In a phone interview with Press TV on Tuesday, Rick Rozoff, with the Stop NATO International Network, said Afghanistan “since 1918 had a rich history of parliamentary democracy, in many ways even currently, much more diverse than the situation that obtains in the United States where, as is infamously known, there are two major political parties that have a monopoly on both houses of Congress and the White House.”

And now, Rozoff added, we see “the US stepped in and claimed to be the defender of representative government, of parliamentary democracy; that is a bitter irony.”

“What is painfully obvious is that the US and NATO want to maintain a client regime in Kabul,” Rozoff said.

US Secretary of State John Kerry held meetings with Afghanistan’s two presidential candidates Abdullah Abdullah and Ashraf Ghani and incumbent President Hamid Karzai on Friday and Saturday, trying to strike a deal ending the deadlock over the June 14 election run-off between the leading contenders.

On Saturday, Kerry said the Afghan presidential rivals have agreed to a full audit of ballots.

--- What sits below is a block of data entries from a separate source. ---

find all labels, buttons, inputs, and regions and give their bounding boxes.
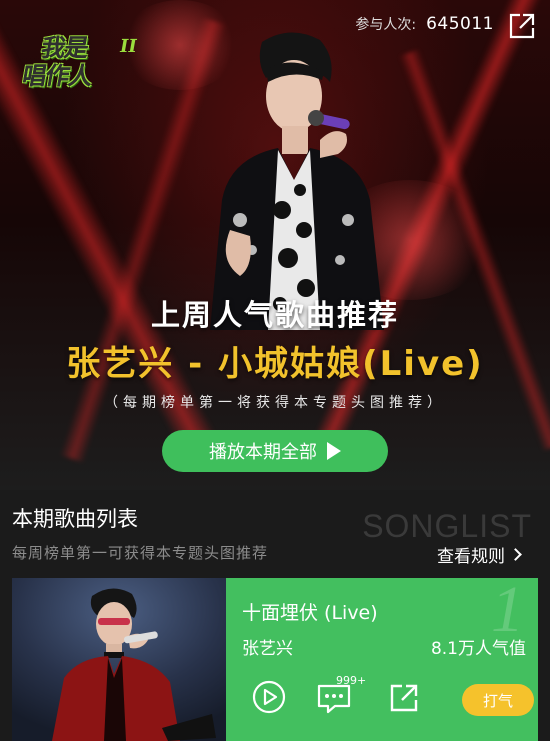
hero-note: （每期榜单第一将获得本专题头图推荐）: [104, 395, 446, 411]
artist-name[interactable]: 张艺兴: [242, 634, 293, 659]
play-all-button[interactable]: 播放本期全部: [162, 430, 388, 472]
comment-count-badge: 999+: [336, 674, 367, 687]
view-rules-link[interactable]: 查看规则: [437, 542, 522, 567]
cheer-button[interactable]: 打气: [462, 684, 534, 716]
song-thumbnail: [12, 578, 226, 741]
song-actions: 999+ 打气: [252, 674, 538, 720]
participants-counter: 参与人次: 645011: [355, 14, 494, 34]
play-circle-icon[interactable]: [252, 680, 286, 714]
share-icon[interactable]: [388, 682, 420, 714]
play-all-label: 播放本期全部: [209, 442, 317, 463]
songlist-watermark: SONGLIST: [362, 508, 532, 544]
view-rules-label: 查看规则: [437, 547, 505, 567]
songlist-subtitle: 每周榜单第一可获得本专题头图推荐: [12, 544, 269, 562]
participants-count: 645011: [426, 14, 494, 34]
chevron-right-icon: [509, 548, 522, 561]
songlist-title: 本期歌曲列表: [12, 507, 138, 531]
show-logo: 我是 II 唱作人: [17, 26, 140, 90]
external-share-icon[interactable]: [508, 12, 536, 40]
hero-title: 上周人气歌曲推荐: [150, 298, 399, 332]
play-triangle-icon: [327, 442, 341, 460]
singer-photo: [210, 32, 384, 330]
featured-song-title: 张艺兴 - 小城姑娘(Live): [66, 344, 484, 384]
hero-banner: 我是 II 唱作人 参与人次: 645011 上周人气歌曲推荐 张艺兴 - 小城…: [0, 0, 550, 490]
participants-label: 参与人次:: [355, 17, 417, 33]
popularity-value: 8.1万人气值: [430, 639, 526, 659]
song-title[interactable]: 十面埋伏 (Live): [242, 598, 378, 625]
song-card[interactable]: 1 十面埋伏 (Live) 张艺兴 8.1万人气值 999+ 打气: [12, 578, 538, 741]
logo-line-2: 唱作人: [20, 62, 95, 90]
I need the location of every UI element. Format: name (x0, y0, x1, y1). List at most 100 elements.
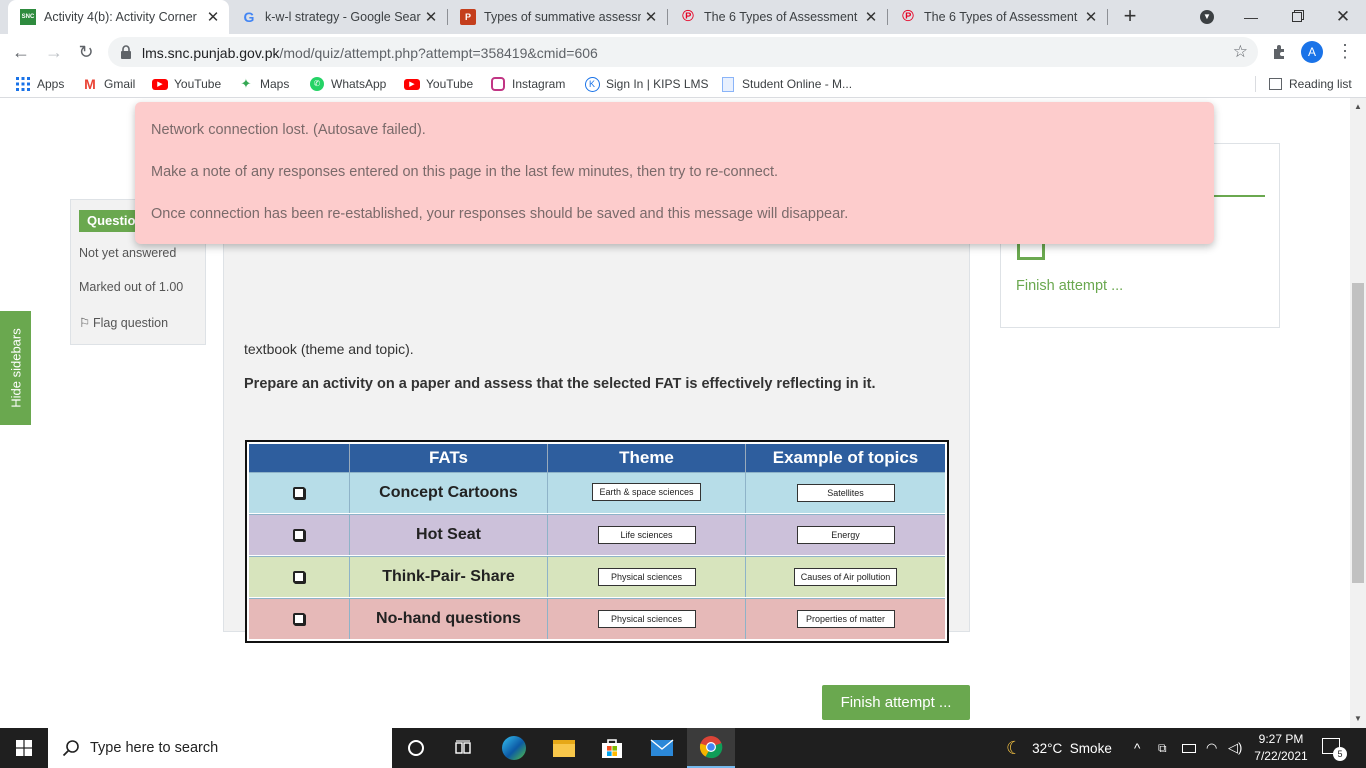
meet-now-button[interactable]: ⧉ (1158, 728, 1167, 768)
cortana-circle-icon (408, 740, 424, 756)
notification-center-button[interactable]: 5 (1322, 738, 1347, 761)
bookmark-youtube-2[interactable]: ▶ YouTube (404, 76, 473, 92)
header-fats: FATs (350, 444, 548, 472)
page-scrollbar[interactable]: ▲ ▼ (1350, 98, 1366, 728)
taskbar-clock[interactable]: 9:27 PM 7/22/2021 (1248, 731, 1314, 765)
checkbox-icon (293, 571, 305, 583)
question-instruction: Prepare an activity on a paper and asses… (244, 376, 876, 392)
back-button[interactable]: ← (9, 40, 33, 64)
close-window-button[interactable]: ✕ (1320, 0, 1366, 34)
finish-attempt-link[interactable]: Finish attempt ... (1016, 278, 1123, 294)
clock-date: 7/22/2021 (1254, 749, 1308, 763)
start-button[interactable] (0, 728, 48, 768)
hide-sidebars-toggle[interactable]: Hide sidebars (0, 311, 31, 425)
hidden-icons-button[interactable]: ^ (1134, 728, 1140, 768)
bookmark-apps[interactable]: Apps (15, 76, 64, 92)
search-placeholder: Type here to search (90, 740, 219, 756)
flag-question-link[interactable]: ⚐ Flag question (79, 315, 168, 330)
theme-cell: Physical sciences (548, 599, 746, 639)
checkbox-icon (293, 529, 305, 541)
close-tab-icon[interactable]: ✕ (1081, 8, 1101, 26)
volume-button[interactable]: ◁) (1228, 728, 1242, 768)
close-tab-icon[interactable]: ✕ (641, 8, 661, 26)
search-icon (62, 740, 79, 757)
bookmark-youtube[interactable]: ▶ YouTube (152, 76, 221, 92)
bookmark-instagram[interactable]: Instagram (490, 76, 565, 92)
weather-widget[interactable]: ☾ 32°C Smoke (1006, 728, 1112, 768)
close-tab-icon[interactable]: ✕ (421, 8, 441, 26)
close-tab-icon[interactable]: ✕ (861, 8, 881, 26)
question-marks: Marked out of 1.00 (79, 280, 184, 294)
alert-line-2: Make a note of any responses entered on … (151, 164, 779, 180)
document-icon (720, 76, 736, 92)
header-example-topics: Example of topics (772, 448, 919, 467)
bookmark-label: Gmail (104, 77, 136, 91)
question-state: Not yet answered (79, 246, 177, 260)
mail-button[interactable] (638, 728, 686, 768)
topic-box: Energy (796, 526, 895, 544)
bookmark-label: YouTube (426, 77, 474, 91)
bookmark-star-icon[interactable]: ☆ (1233, 42, 1248, 62)
topic-cell: Energy (746, 515, 945, 555)
edge-taskbar-button[interactable] (490, 728, 538, 768)
table-row: No-hand questions Physical sciences Prop… (249, 598, 945, 639)
notification-icon: 5 (1322, 738, 1347, 761)
bookmark-student-online[interactable]: Student Online - M... (720, 76, 852, 92)
wifi-button[interactable]: ◠ (1206, 728, 1217, 768)
extensions-puzzle-icon[interactable] (1270, 42, 1290, 62)
fat-name: Concept Cartoons (350, 473, 548, 513)
hide-sidebars-label: Hide sidebars (8, 328, 23, 408)
bookmark-label: Student Online - M... (742, 77, 853, 91)
address-bar[interactable]: lms.snc.punjab.gov.pk/mod/quiz/attempt.p… (108, 37, 1258, 67)
tab-title: k-w-l strategy - Google Searc (265, 10, 421, 24)
store-bag-icon (602, 739, 622, 758)
tab-title: The 6 Types of Assessment [+ (704, 10, 861, 24)
forward-button[interactable]: → (42, 40, 66, 64)
finish-attempt-button[interactable]: Finish attempt ... (822, 685, 970, 720)
taskbar-search-box[interactable]: Type here to search (48, 728, 392, 768)
tab-divider (1107, 9, 1108, 25)
scroll-up-icon[interactable]: ▲ (1350, 102, 1366, 111)
tab-types-of-assessment[interactable]: ℗ The 6 Types of Assessment [+ ✕ (668, 0, 887, 34)
scrollbar-thumb[interactable] (1352, 283, 1364, 583)
chrome-taskbar-button[interactable] (687, 728, 735, 768)
microsoft-store-button[interactable] (588, 728, 636, 768)
youtube-icon: ▶ (152, 76, 168, 92)
bookmark-label: Instagram (512, 77, 566, 91)
tab-types-of-assessment-2[interactable]: ℗ The 6 Types of Assessment [+ ✕ (888, 0, 1107, 34)
tab-google-search[interactable]: G k-w-l strategy - Google Searc ✕ (229, 0, 447, 34)
tab-summative-assessment[interactable]: P Types of summative assessme ✕ (448, 0, 667, 34)
reading-list-button[interactable]: Reading list (1267, 76, 1352, 92)
windows-logo-icon (16, 740, 32, 756)
topic-cell: Properties of matter (746, 599, 945, 639)
close-tab-icon[interactable]: ✕ (203, 8, 223, 26)
task-view-button[interactable] (440, 728, 488, 768)
bookmark-maps[interactable]: ✦ Maps (238, 76, 290, 92)
google-icon: G (243, 9, 255, 25)
bookmark-gmail[interactable]: M Gmail (82, 76, 135, 92)
topic-cell: Causes of Air pollution (746, 557, 945, 597)
bookmark-label: Maps (260, 77, 290, 91)
browser-menu-icon[interactable]: ⋮ (1336, 42, 1354, 62)
flag-icon: ⚐ (79, 316, 91, 330)
bookmark-kips-lms[interactable]: K Sign In | KIPS LMS (584, 76, 709, 92)
battery-button[interactable] (1182, 728, 1196, 768)
file-explorer-button[interactable] (540, 728, 588, 768)
tab-activity-corner[interactable]: SNC Activity 4(b): Activity Corner ✕ (8, 0, 229, 34)
new-tab-button[interactable]: + (1118, 3, 1142, 29)
profile-avatar[interactable]: A (1301, 41, 1323, 63)
bookmark-label: Apps (37, 77, 65, 91)
bookmark-whatsapp[interactable]: ✆ WhatsApp (309, 76, 386, 92)
theme-cell: Life sciences (548, 515, 746, 555)
checkbox-cell (249, 515, 350, 555)
restore-button[interactable] (1274, 0, 1320, 34)
tab-title: Activity 4(b): Activity Corner (44, 10, 197, 24)
minimize-button[interactable]: — (1228, 0, 1274, 34)
tab-search-button[interactable]: ▼ (1184, 0, 1230, 34)
cortana-button[interactable] (392, 728, 440, 768)
header-cell-empty (249, 444, 350, 472)
scroll-down-icon[interactable]: ▼ (1350, 714, 1366, 723)
folder-icon (553, 739, 575, 757)
url-text: lms.snc.punjab.gov.pk/mod/quiz/attempt.p… (142, 45, 598, 61)
reload-button[interactable]: ↻ (74, 40, 98, 64)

In a joint meeting with Ghani and Abdullah, Kerry said both candidates have accepted to stand by the eventual result of the audit.

Rozoff says Washington is only interested in securing a “bilateral security agreement or status of forces agreement that permits the United States and its Western military allies to maintain not only a longstanding but ultimately an indefinite military presence in the country.”